Annie n'était pas pour autant effacée ou sans vie personnelle. Elle passait ses journées hors de la maison, œuvrant pour une association qui dispensait des cours à des enfants non scolarisés ou se distrayant avec ses amies. Elle indiquait en général l'heure à laquelle elle prévoyait de rentrer, ce qui fixait l'heure du dîner. Elle ne faisait aucun reproche quand l'un d'eux omettait de s'acquitter de la corvée qui lui était dévolue, mais elle ne faisait rien pour pallier le manque. Généralement, c'est Julien qui dénonçait les repas non préparés ou les courses oubliées tandis que François, qui aimait l'ordre et la propreté, protestait quand le ménage était négligé. Elle intervenait peu dans la vie privée de ses proches, mais ses remarques frappaient toujours juste et étaient généralement suivies d'effet, même si elle n'insistait pas quand ses conseils n'étaient pas pris en compte.

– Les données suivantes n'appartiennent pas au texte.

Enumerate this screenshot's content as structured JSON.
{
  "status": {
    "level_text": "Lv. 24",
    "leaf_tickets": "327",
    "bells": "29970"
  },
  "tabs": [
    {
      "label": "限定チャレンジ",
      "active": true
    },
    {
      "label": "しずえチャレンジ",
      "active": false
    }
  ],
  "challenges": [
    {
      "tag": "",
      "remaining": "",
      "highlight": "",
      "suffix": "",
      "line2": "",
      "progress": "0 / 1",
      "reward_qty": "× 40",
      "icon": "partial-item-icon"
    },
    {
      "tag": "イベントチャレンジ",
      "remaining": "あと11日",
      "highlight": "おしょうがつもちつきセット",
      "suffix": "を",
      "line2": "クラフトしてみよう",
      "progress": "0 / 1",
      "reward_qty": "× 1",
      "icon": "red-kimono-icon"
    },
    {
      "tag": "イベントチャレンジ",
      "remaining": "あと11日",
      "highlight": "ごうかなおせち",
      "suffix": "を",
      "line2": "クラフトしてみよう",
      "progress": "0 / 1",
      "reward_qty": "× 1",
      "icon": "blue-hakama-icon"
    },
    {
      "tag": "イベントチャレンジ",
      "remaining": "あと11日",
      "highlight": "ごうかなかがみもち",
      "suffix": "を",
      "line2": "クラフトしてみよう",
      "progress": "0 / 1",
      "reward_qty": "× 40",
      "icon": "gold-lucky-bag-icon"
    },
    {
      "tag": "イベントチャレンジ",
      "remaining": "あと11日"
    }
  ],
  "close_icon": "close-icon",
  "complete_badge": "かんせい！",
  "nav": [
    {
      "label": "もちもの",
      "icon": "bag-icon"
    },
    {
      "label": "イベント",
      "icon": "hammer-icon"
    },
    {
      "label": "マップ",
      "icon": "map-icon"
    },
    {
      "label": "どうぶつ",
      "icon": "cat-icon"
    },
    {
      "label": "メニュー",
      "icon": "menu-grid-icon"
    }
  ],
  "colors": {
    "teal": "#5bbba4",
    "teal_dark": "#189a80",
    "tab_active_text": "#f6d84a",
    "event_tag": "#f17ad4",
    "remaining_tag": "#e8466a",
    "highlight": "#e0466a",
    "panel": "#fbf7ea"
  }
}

Alors que son terme approchait, Tamara ressentait le besoin d'avoir une relation plus profonde avec la mère de son compagnon. La résurgence des objets et meubles du grenier leur en donna l'occasion. Annie mit de côté ceux auxquels elle était particulièrement attachée et entreprit d'expliquer à sa famille ce qu'ils représentaient pour elle, égrenant ses souvenirs. Elle leur parla de ses parents, de son frère avec lequel elle avait peu de contacts depuis qu'il s'était installé à l'étranger et de son mari qui était décédé prématurément quand François avait quinze ans.

Tamara fut heureuse d'en apprendre davantage sur Annie et mieux se représenter ce qu'avait été sa jeunesse et sa vie de femme. Elle posa timidement des questions pour en savoir plus, et sa belle-mère révéla des épisodes que même François ne connaissait pas ou qu'il avait oubliés depuis longtemps. Annie en profita pour amener Tamara à parler à son tour de sa jeunesse, de ses parents, de sa vie de petite fille. Ces échanges de confidences permirent aux deux femmes de s'apprécier encore davantage.

Tamara s'émerveilla de constater à quel point cet enfant, avant même sa naissance, avait resserré leurs liens familiaux.